Dutch industry-wide pension funds incur 40% lower costs when compared with company schemes, according to a survey commissioned by supervisor De Nederlandsche Bank (DNB).
The survey, conducted by Fieke van der Lecq, Gosse Alserda, and Jaap Bikker, attributed the difference to the usually more complex arrangements of individual company schemes, as well as their higher service level.
Bikker, a professer of banking and financial regulation at the School of Economics at Utrecht University, told IPE sister publication Pensioen Pro that DNB agreed that industry-wide schemes usually have simpler arrangements and were less likely to outsource board support.
He added that the cost differences had been corrected for scale.
The researchers found that implementation costs per participant varied widely, even at pension funds of equal scale.
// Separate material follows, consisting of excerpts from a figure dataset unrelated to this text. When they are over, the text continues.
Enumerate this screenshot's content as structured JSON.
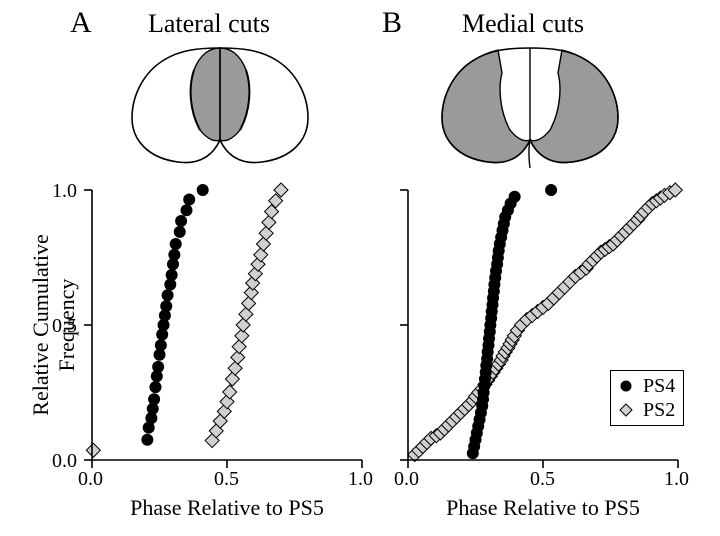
{
  "panels": {
    "A": {
      "letter": "A",
      "title": "Lateral cuts"
    },
    "B": {
      "letter": "B",
      "title": "Medial cuts"
    }
  },
  "axes": {
    "xlabel": "Phase Relative to PS5",
    "ylabel": "Relative Cumulative Frequency",
    "xlim": [
      0.0,
      1.0
    ],
    "ylim": [
      0.0,
      1.0
    ],
    "xticks": [
      0.0,
      0.5,
      1.0
    ],
    "yticks": [
      0.0,
      0.5,
      1.0
    ],
    "xtick_labels": [
      "0.0",
      "0.5",
      "1.0"
    ],
    "ytick_labels": [
      "0.0",
      "0.5",
      "1.0"
    ],
    "tick_fontsize": 20,
    "label_fontsize": 22
  },
  "colors": {
    "background": "#ffffff",
    "axis": "#000000",
    "ps4_fill": "#000000",
    "ps4_stroke": "#000000",
    "ps2_fill": "#d0d0d0",
    "ps2_stroke": "#000000",
    "diagram_fill": "#9a9a9a",
    "diagram_stroke": "#000000"
  },
  "markers": {
    "ps4": {
      "shape": "circle",
      "size": 6
    },
    "ps2": {
      "shape": "diamond",
      "size": 7
    }
  },
  "legend": {
    "items": [
      {
        "label": "PS4",
        "series": "ps4"
      },
      {
        "label": "PS2",
        "series": "ps2"
      }
    ]
  },
  "chartA": {
    "type": "scatter_cumulative",
    "ps4": [
      [
        0.205,
        0.075
      ],
      [
        0.21,
        0.12
      ],
      [
        0.22,
        0.155
      ],
      [
        0.225,
        0.19
      ],
      [
        0.23,
        0.225
      ],
      [
        0.235,
        0.27
      ],
      [
        0.24,
        0.31
      ],
      [
        0.245,
        0.345
      ],
      [
        0.25,
        0.39
      ],
      [
        0.255,
        0.425
      ],
      [
        0.26,
        0.465
      ],
      [
        0.265,
        0.5
      ],
      [
        0.27,
        0.535
      ],
      [
        0.275,
        0.57
      ],
      [
        0.28,
        0.61
      ],
      [
        0.29,
        0.65
      ],
      [
        0.295,
        0.685
      ],
      [
        0.3,
        0.725
      ],
      [
        0.305,
        0.76
      ],
      [
        0.31,
        0.8
      ],
      [
        0.325,
        0.845
      ],
      [
        0.33,
        0.885
      ],
      [
        0.35,
        0.925
      ],
      [
        0.36,
        0.965
      ],
      [
        0.41,
        1.0
      ]
    ],
    "ps2": [
      [
        0.005,
        0.036
      ],
      [
        0.445,
        0.072
      ],
      [
        0.46,
        0.108
      ],
      [
        0.475,
        0.144
      ],
      [
        0.49,
        0.18
      ],
      [
        0.5,
        0.216
      ],
      [
        0.51,
        0.252
      ],
      [
        0.52,
        0.3
      ],
      [
        0.53,
        0.34
      ],
      [
        0.54,
        0.38
      ],
      [
        0.545,
        0.42
      ],
      [
        0.555,
        0.46
      ],
      [
        0.56,
        0.5
      ],
      [
        0.57,
        0.54
      ],
      [
        0.58,
        0.58
      ],
      [
        0.59,
        0.62
      ],
      [
        0.595,
        0.655
      ],
      [
        0.605,
        0.69
      ],
      [
        0.615,
        0.725
      ],
      [
        0.625,
        0.76
      ],
      [
        0.635,
        0.8
      ],
      [
        0.645,
        0.84
      ],
      [
        0.655,
        0.88
      ],
      [
        0.665,
        0.92
      ],
      [
        0.68,
        0.96
      ],
      [
        0.7,
        1.0
      ]
    ]
  },
  "chartB": {
    "type": "scatter_cumulative",
    "ps4": [
      [
        0.24,
        0.025
      ],
      [
        0.245,
        0.05
      ],
      [
        0.25,
        0.075
      ],
      [
        0.255,
        0.1
      ],
      [
        0.26,
        0.125
      ],
      [
        0.265,
        0.15
      ],
      [
        0.27,
        0.175
      ],
      [
        0.275,
        0.2
      ],
      [
        0.278,
        0.225
      ],
      [
        0.28,
        0.25
      ],
      [
        0.283,
        0.275
      ],
      [
        0.285,
        0.3
      ],
      [
        0.288,
        0.325
      ],
      [
        0.29,
        0.35
      ],
      [
        0.293,
        0.375
      ],
      [
        0.295,
        0.4
      ],
      [
        0.298,
        0.425
      ],
      [
        0.3,
        0.45
      ],
      [
        0.303,
        0.475
      ],
      [
        0.305,
        0.5
      ],
      [
        0.308,
        0.525
      ],
      [
        0.31,
        0.55
      ],
      [
        0.313,
        0.575
      ],
      [
        0.315,
        0.6
      ],
      [
        0.318,
        0.625
      ],
      [
        0.32,
        0.65
      ],
      [
        0.323,
        0.675
      ],
      [
        0.326,
        0.7
      ],
      [
        0.33,
        0.725
      ],
      [
        0.333,
        0.75
      ],
      [
        0.336,
        0.775
      ],
      [
        0.34,
        0.8
      ],
      [
        0.345,
        0.825
      ],
      [
        0.35,
        0.85
      ],
      [
        0.355,
        0.875
      ],
      [
        0.36,
        0.9
      ],
      [
        0.37,
        0.925
      ],
      [
        0.38,
        0.95
      ],
      [
        0.395,
        0.975
      ],
      [
        0.53,
        1.0
      ]
    ],
    "ps2": [
      [
        0.025,
        0.02
      ],
      [
        0.04,
        0.035
      ],
      [
        0.055,
        0.05
      ],
      [
        0.07,
        0.065
      ],
      [
        0.085,
        0.08
      ],
      [
        0.105,
        0.09
      ],
      [
        0.12,
        0.1
      ],
      [
        0.135,
        0.115
      ],
      [
        0.15,
        0.13
      ],
      [
        0.165,
        0.145
      ],
      [
        0.18,
        0.16
      ],
      [
        0.195,
        0.175
      ],
      [
        0.21,
        0.19
      ],
      [
        0.225,
        0.205
      ],
      [
        0.24,
        0.22
      ],
      [
        0.25,
        0.235
      ],
      [
        0.262,
        0.25
      ],
      [
        0.275,
        0.265
      ],
      [
        0.285,
        0.28
      ],
      [
        0.295,
        0.295
      ],
      [
        0.305,
        0.31
      ],
      [
        0.315,
        0.325
      ],
      [
        0.325,
        0.34
      ],
      [
        0.335,
        0.355
      ],
      [
        0.345,
        0.37
      ],
      [
        0.352,
        0.385
      ],
      [
        0.36,
        0.4
      ],
      [
        0.37,
        0.415
      ],
      [
        0.378,
        0.43
      ],
      [
        0.386,
        0.445
      ],
      [
        0.394,
        0.46
      ],
      [
        0.405,
        0.48
      ],
      [
        0.42,
        0.5
      ],
      [
        0.44,
        0.52
      ],
      [
        0.46,
        0.535
      ],
      [
        0.48,
        0.55
      ],
      [
        0.5,
        0.565
      ],
      [
        0.52,
        0.58
      ],
      [
        0.54,
        0.6
      ],
      [
        0.56,
        0.62
      ],
      [
        0.58,
        0.64
      ],
      [
        0.6,
        0.66
      ],
      [
        0.62,
        0.68
      ],
      [
        0.64,
        0.695
      ],
      [
        0.66,
        0.71
      ],
      [
        0.67,
        0.725
      ],
      [
        0.685,
        0.74
      ],
      [
        0.7,
        0.755
      ],
      [
        0.715,
        0.77
      ],
      [
        0.73,
        0.78
      ],
      [
        0.745,
        0.79
      ],
      [
        0.76,
        0.8
      ],
      [
        0.775,
        0.815
      ],
      [
        0.79,
        0.83
      ],
      [
        0.805,
        0.845
      ],
      [
        0.82,
        0.86
      ],
      [
        0.835,
        0.875
      ],
      [
        0.85,
        0.89
      ],
      [
        0.862,
        0.905
      ],
      [
        0.875,
        0.92
      ],
      [
        0.89,
        0.935
      ],
      [
        0.905,
        0.95
      ],
      [
        0.92,
        0.96
      ],
      [
        0.935,
        0.97
      ],
      [
        0.95,
        0.98
      ],
      [
        0.97,
        0.99
      ],
      [
        0.99,
        1.0
      ]
    ]
  }
}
In addition, they found that the smaller the pension schemes were, the bigger the cost differences were.
Administration costs at the smallest schemes averaged €575 per participant, against €50 at the largest (sector) pension funds.
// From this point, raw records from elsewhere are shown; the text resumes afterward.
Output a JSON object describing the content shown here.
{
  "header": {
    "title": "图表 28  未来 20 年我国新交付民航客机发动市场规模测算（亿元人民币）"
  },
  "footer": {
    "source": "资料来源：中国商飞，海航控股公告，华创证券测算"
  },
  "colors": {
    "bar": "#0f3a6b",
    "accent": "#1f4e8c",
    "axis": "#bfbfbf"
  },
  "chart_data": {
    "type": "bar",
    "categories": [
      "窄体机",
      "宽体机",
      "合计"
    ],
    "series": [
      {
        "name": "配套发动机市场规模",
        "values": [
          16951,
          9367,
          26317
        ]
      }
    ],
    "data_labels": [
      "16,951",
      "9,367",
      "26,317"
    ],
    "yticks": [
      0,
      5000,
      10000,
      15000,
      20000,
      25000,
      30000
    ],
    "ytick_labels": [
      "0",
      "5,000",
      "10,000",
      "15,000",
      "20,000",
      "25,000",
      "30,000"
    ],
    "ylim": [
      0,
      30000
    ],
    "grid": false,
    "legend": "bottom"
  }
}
As costs at the smaller pensions funds ranged from a couple of hundreds of euros to €1,000, the study concluded that there was much scope for improvement.
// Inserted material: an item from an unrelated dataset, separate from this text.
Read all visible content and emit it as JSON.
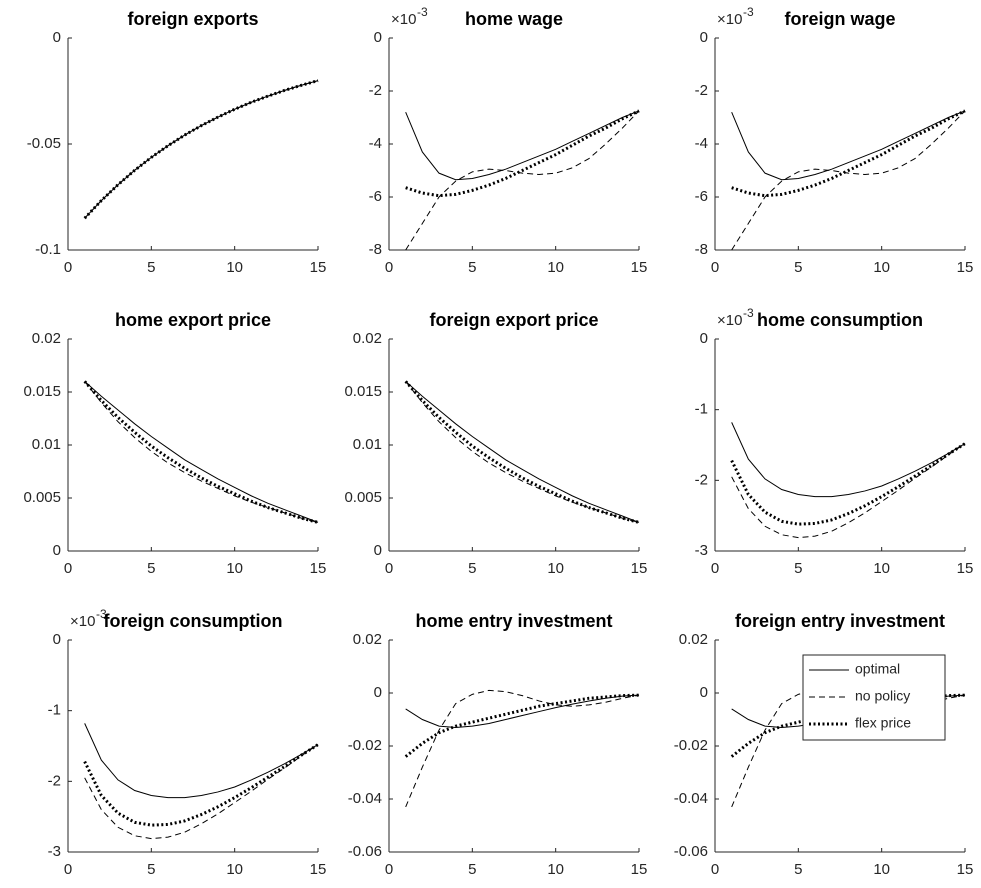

According to the researchers, costs at occupational pension funds were 53% higher than at company schemes, “as they have to cash in contributions from all individual participants”.
They also concluded that pension funds with defined contribution arrangements incurred 12% less costs than schemes with defined benefit plans.
In contrast with the reporting recommendation of the Pensions Federation, Van der Lecq, Bikker, and Alserda also included deferred members in their calculations.
As a result, the costs they found were significantly lower than posted in pension funds’ annual reports.
Earlier surveys have suggested that asset management offers less scope for cost reduction through scale and that asset management costs are six times higher than administration costs.
One of the causes is that large pension funds are often invested in more expensive asset classes, such as infrastructure and private equity.